README.md

Run

Directory for scripts to run trainings, to test models or whatever. Only place runnable scripts, no packages.

Run with working directory set to repository root. Have a look at the example script for reference.

In order to minimize the amount of parameters that have to be changed manually every time a new experiment is started, it's recommended to maintain separate run files for general training settings, e.g. training a specific architecture on a specific dataset.

Experiment Configuration

An experiment is sequence of training sessions. In each training session, a single model is trained with a specific set of hyperparameters. There are a lot of different parameters to configure the training process. At the beginning of each training-script comes a set of dictionaries that define the basis of parameters that should be used. They are divided into 3 sub-categories:

• Experiment configuration: Parameters related to the whole experiment, i.e. they are required before any solver or training session is instantiated.
• Solver configuration: Parameters related to how a model is trained, basically required when instantiating a solver object.
• Hyperparameters: Everything else that is directly related to the model or the optimization process and thus potentially influences the final performance.

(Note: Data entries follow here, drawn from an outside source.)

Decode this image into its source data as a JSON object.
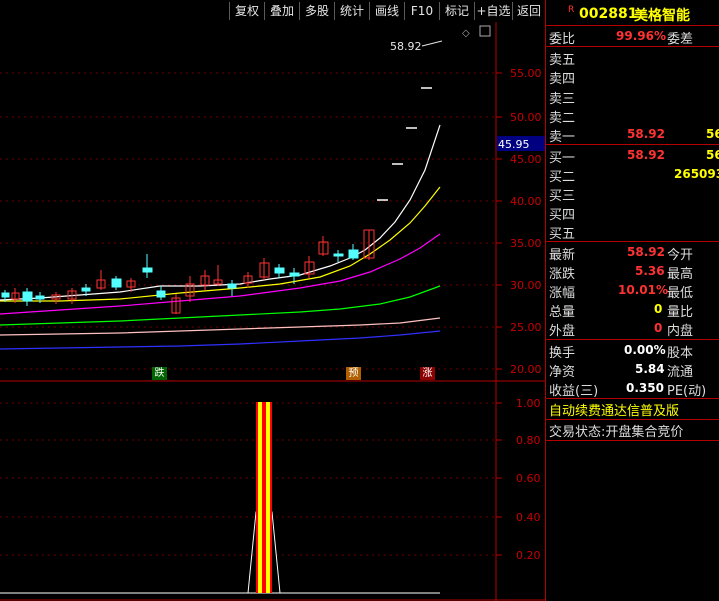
{
  "toolbar": {
    "buttons": [
      "复权",
      "叠加",
      "多股",
      "统计",
      "画线",
      "F10",
      "标记",
      "+自选",
      "返回"
    ]
  },
  "chart": {
    "price_axis": [
      "55.00",
      "50.00",
      "45.00",
      "40.00",
      "35.00",
      "30.00",
      "25.00",
      "20.00"
    ],
    "current_price_tag": "45.95",
    "high_label": "58.92",
    "markers": {
      "die": "跌",
      "yu": "预",
      "zhang": "涨"
    },
    "indicator_axis": [
      "1.00",
      "0.80",
      "0.60",
      "0.40",
      "0.20"
    ],
    "colors": {
      "up": "#ff3232",
      "down": "#54ffff",
      "ma1": "#ffffff",
      "ma2": "#ffff00",
      "ma3": "#ff00ff",
      "ma4": "#00ff00",
      "ma5": "#ffc0c0",
      "ma6": "#3030ff",
      "signal": "#ffff00"
    }
  },
  "quote": {
    "r_mark": "R",
    "code": "002881",
    "name": "美格智能",
    "weibi_label": "委比",
    "weibi_value": "99.96%",
    "weicha_label": "委差",
    "sell": [
      {
        "label": "卖五",
        "price": "",
        "vol": ""
      },
      {
        "label": "卖四",
        "price": "",
        "vol": ""
      },
      {
        "label": "卖三",
        "price": "",
        "vol": ""
      },
      {
        "label": "卖二",
        "price": "",
        "vol": ""
      },
      {
        "label": "卖一",
        "price": "58.92",
        "vol": "56"
      }
    ],
    "buy": [
      {
        "label": "买一",
        "price": "58.92",
        "vol": "56"
      },
      {
        "label": "买二",
        "price": "",
        "vol": "265093"
      },
      {
        "label": "买三",
        "price": "",
        "vol": ""
      },
      {
        "label": "买四",
        "price": "",
        "vol": ""
      },
      {
        "label": "买五",
        "price": "",
        "vol": ""
      }
    ],
    "stats": [
      {
        "label": "最新",
        "value": "58.92",
        "label2": "今开"
      },
      {
        "label": "涨跌",
        "value": "5.36",
        "label2": "最高"
      },
      {
        "label": "涨幅",
        "value": "10.01%",
        "label2": "最低"
      },
      {
        "label": "总量",
        "value": "0",
        "label2": "量比"
      },
      {
        "label": "外盘",
        "value": "0",
        "label2": "内盘"
      }
    ],
    "fundamentals": [
      {
        "label": "换手",
        "value": "0.00%",
        "label2": "股本"
      },
      {
        "label": "净资",
        "value": "5.84",
        "label2": "流通"
      },
      {
        "label": "收益(三)",
        "value": "0.350",
        "label2": "PE(动)"
      }
    ],
    "ticker_text": "自动续费通达信普及版",
    "trade_status": "交易状态:开盘集合竞价"
  }
}
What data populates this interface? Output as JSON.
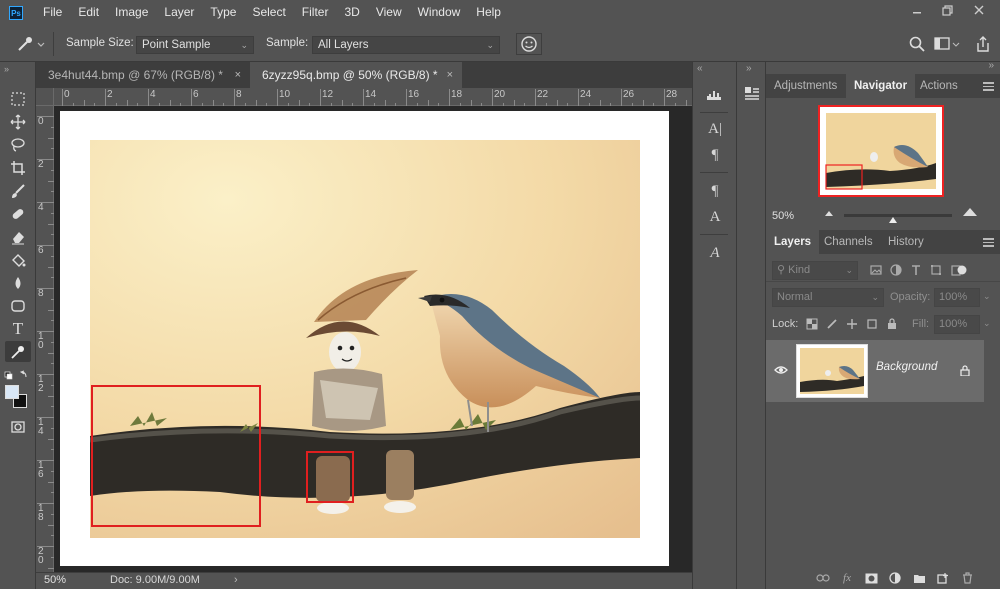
{
  "app": {
    "logo": "Ps"
  },
  "menu": [
    "File",
    "Edit",
    "Image",
    "Layer",
    "Type",
    "Select",
    "Filter",
    "3D",
    "View",
    "Window",
    "Help"
  ],
  "options": {
    "sample_size_label": "Sample Size:",
    "sample_size_value": "Point Sample",
    "sample_label": "Sample:",
    "sample_value": "All Layers"
  },
  "tabs": [
    {
      "label": "3e4hut44.bmp @ 67% (RGB/8) *",
      "active": false
    },
    {
      "label": "6zyzz95q.bmp @ 50% (RGB/8) *",
      "active": true
    }
  ],
  "tab_close": "×",
  "ruler_top": [
    "0",
    "2",
    "4",
    "6",
    "8",
    "10",
    "12",
    "14",
    "16",
    "18",
    "20",
    "22",
    "24",
    "26",
    "28"
  ],
  "ruler_left": [
    "0",
    "2",
    "4",
    "6",
    "8",
    "1\n0",
    "1\n2",
    "1\n4",
    "1\n6",
    "1\n8",
    "2\n0"
  ],
  "status": {
    "zoom": "50%",
    "doc": "Doc: 9.00M/9.00M",
    "arrow": "›"
  },
  "panels": {
    "top_tabs": [
      "Adjustments",
      "Navigator",
      "Actions"
    ],
    "navigator_zoom": "50%",
    "layer_tabs": [
      "Layers",
      "Channels",
      "History"
    ],
    "filter_kind": "Kind",
    "blend_mode": "Normal",
    "opacity_label": "Opacity:",
    "opacity_value": "100%",
    "lock_label": "Lock:",
    "fill_label": "Fill:",
    "fill_value": "100%",
    "layer_name": "Background"
  },
  "colors": {
    "highlight_box": "#e01f1f",
    "ui_bg": "#535353",
    "canvas_bg": "#282828",
    "accent_blue": "#31a8ff"
  }
}
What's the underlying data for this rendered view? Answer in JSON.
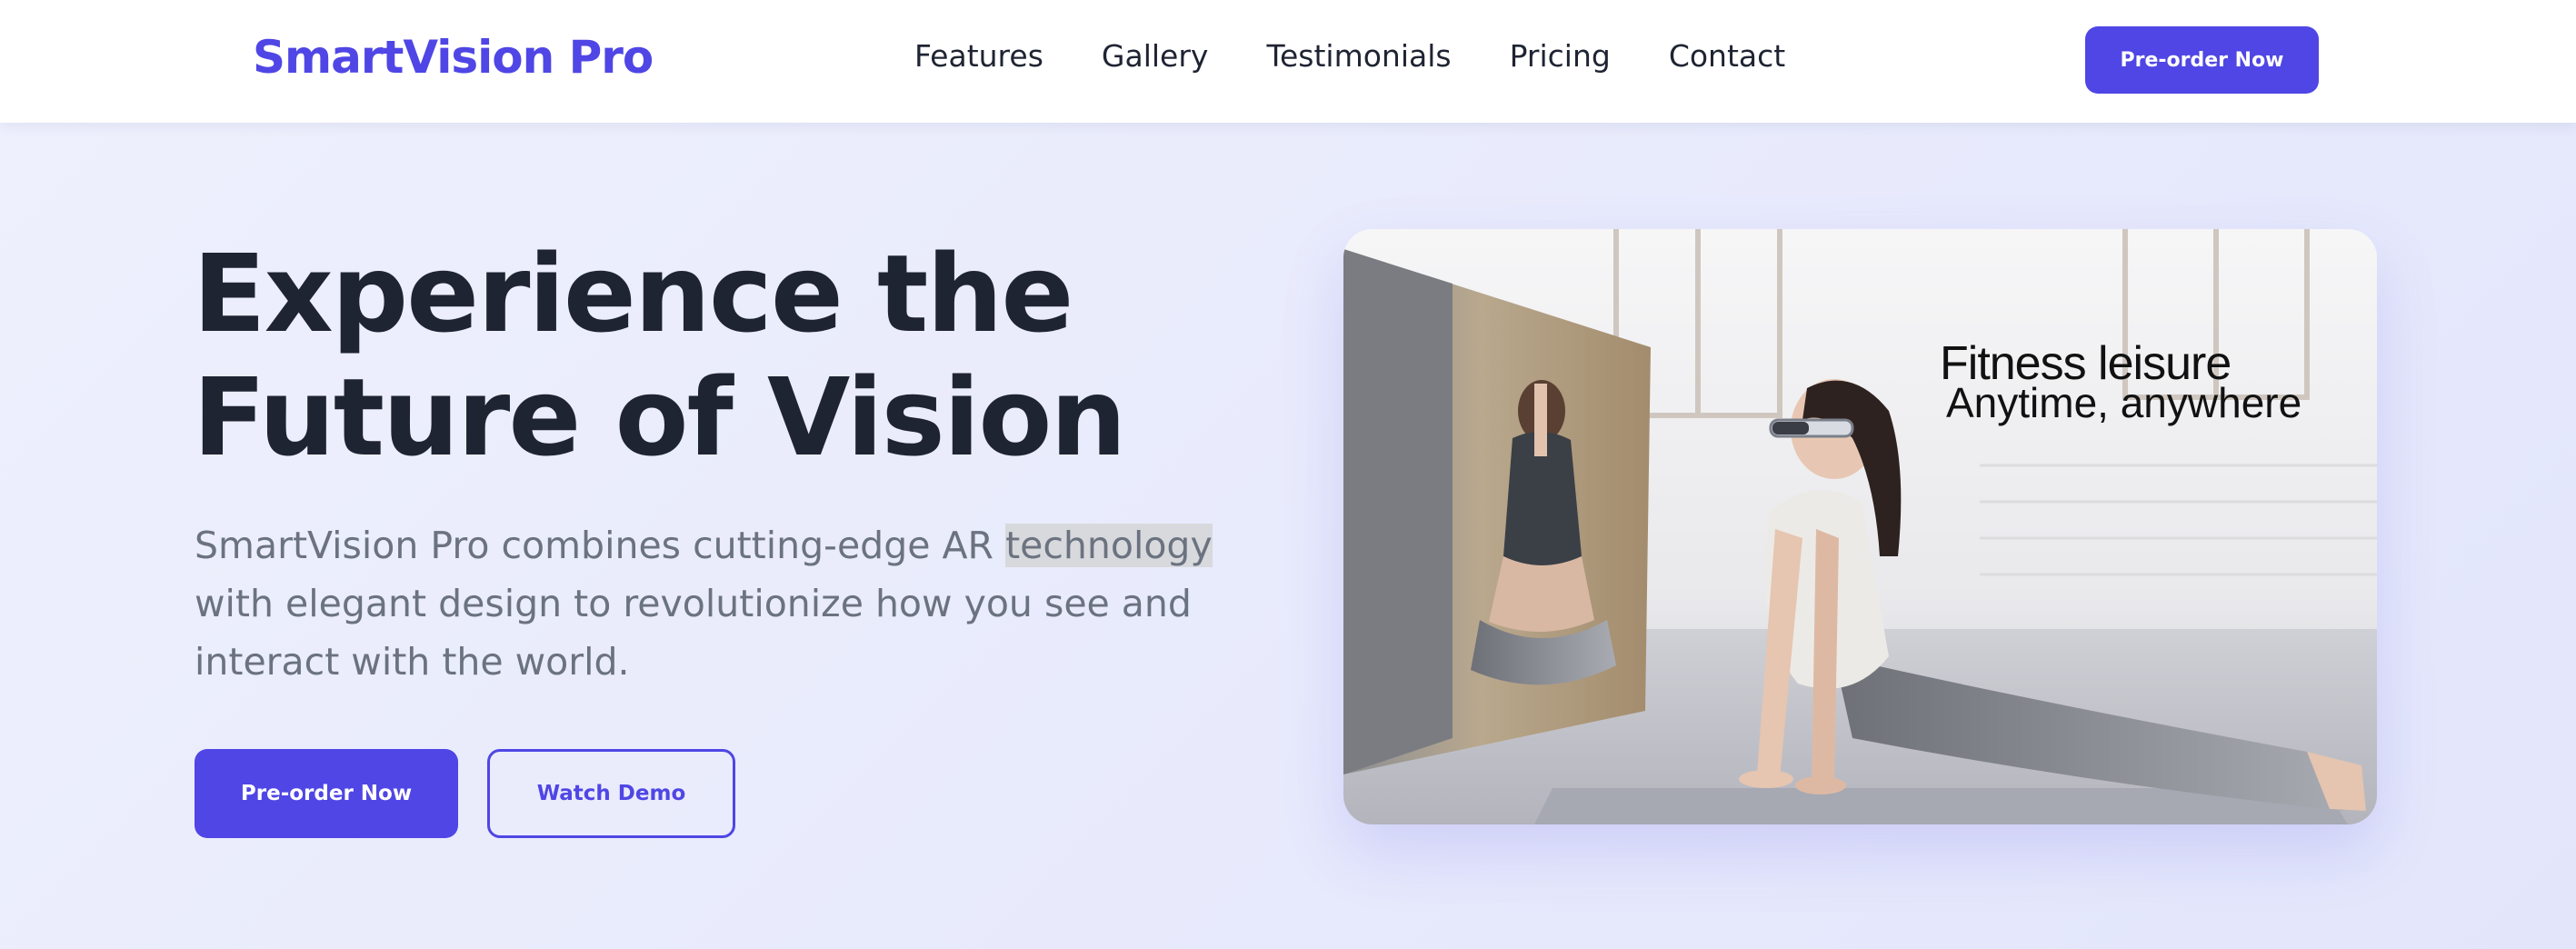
{
  "brand": {
    "name": "SmartVision Pro",
    "accent": "#4f46e5"
  },
  "nav": {
    "links": [
      "Features",
      "Gallery",
      "Testimonials",
      "Pricing",
      "Contact"
    ],
    "cta_label": "Pre-order Now"
  },
  "hero": {
    "title_line1": "Experience the",
    "title_line2": "Future of Vision",
    "desc_before": "SmartVision Pro combines cutting-edge AR ",
    "desc_highlight": "technology",
    "desc_after": " with elegant design to revolutionize how you see and interact with the world.",
    "primary_cta": "Pre-order Now",
    "secondary_cta": "Watch Demo",
    "image": {
      "overlay_line1": "Fitness leisure",
      "overlay_line2": "Anytime, anywhere",
      "icon": "fitness-photo"
    }
  }
}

For the hyperparameters, an easy grid search can be configured in the 2nd section of a training script. First specify the different values that should be used for training in form of a list. Then register these options in the experiment instance. You can also register options for multiple hyperparameters at once. The experiment automatically generates all possible combinations and then starts a training session for combination sequentially and saves the results to disk. To just train a single model, specify the desired hyperparameters in the base configuration and don't register any options. See one of the existing training scripts for an example and some further details.

All parameters explained

Experiment Configuration:

• name: Meaningful name that also determines the name of the folder created on disk
• train_set: Name of the training set located in the data directory, e.g. 'HANDS17_DPREN_SubjClust_train' (no file ending required, leave out suffixes like '_poses')
• val_set: Same as above
• train_set_size: None for taking the whole set or an int to take just the first n samples
• val_set_size: Same as above
• use_preset: bool, whether to load predictions from disk in addition to the labels or not (set it to False if a powerful distorter is used to generate input samples)
• normalizer: Normalizer class that should be used to normalize the samples
• target_device: torch.device object (not just int or str)
• n_repetitions: int >= 1: how often each training session should be repeated (without changing any parameters)
• init_weights_path: Path to a file with weights if training is continued.
• deterministic_mode: bool, whether to set a seed at the beginning of each training session in order to make the sampling of batches deterministic

Solver Configuration:

• log_frequency: int, how often to write intermediate validation results to log per epoch
• log_loss: bool, whether to write the loss to the log as well (for every batch)
• log_grad: bool, whether to write the average norm of the gradient vector to the log
• verbose: bool, for more information (but also more spam) while training (output might look a bit weird)
• show_plots: bool, plot the predicted pose + label occasionally during training
• num_epochs: int
• batch_size: int
• interest_keys: [], used internally only, just initialize it as an empty list, after executing an experiment this list contains the dictionary keys of the parameters that have been changed during the experiment (the parameters of interest for the grid search)
• val_example_indices: list of int, specifying example in the training set for which occasionally predictions are saved during training in order to visualize later how the corrections get gradually better.
• val_example_subset: str, name of the subset from which to take the examples above or 'DEFAULT' if the dataset has no subsets

Hyperparameters

• model: class (type name) of the model
• model_args: dict, depending on the model chosen above (see the class definitions for detail)
• loss_function: class (type name) of the loss function (see networks.losses for detail)
• loss_space: str, 'default' or 'original', whether to apply the loss in original space (after denormalization) or in the normalized space (default). If no normalization is used at all this must be set to 'default'. I know, that's ugly.
• eval_space: same as above for the intermediate evaluations (logs)
• optimizer: class (type name) of the optimizer
• optimizer_args: dict, names of the constructor parameters of the above stated optimizer as keys
• scheduler: class (type name) of the learning rate scheduler
• scheduler_requires_metric: bool, some schedulers (e.g. PyTorch's ReduceLearningRateOnPlateau) need to monitor a metric, indicate this by setting it to True for the internal solver logic
• scheduler_args: dict, names of the constructor parameters of the above stated scheduler as keys
• distorter: class (type name) of the distorter used during training from data_utils.distorters (for no distortion use data_utils.distorters.NoDistorter)
• distorter_args: dict, depending on the distorter chosen above (see class definitions for details)
• augmenters: list of augmenter objects (already instantiated) from data_utils.augmenters that are used for data augmentation (in that order)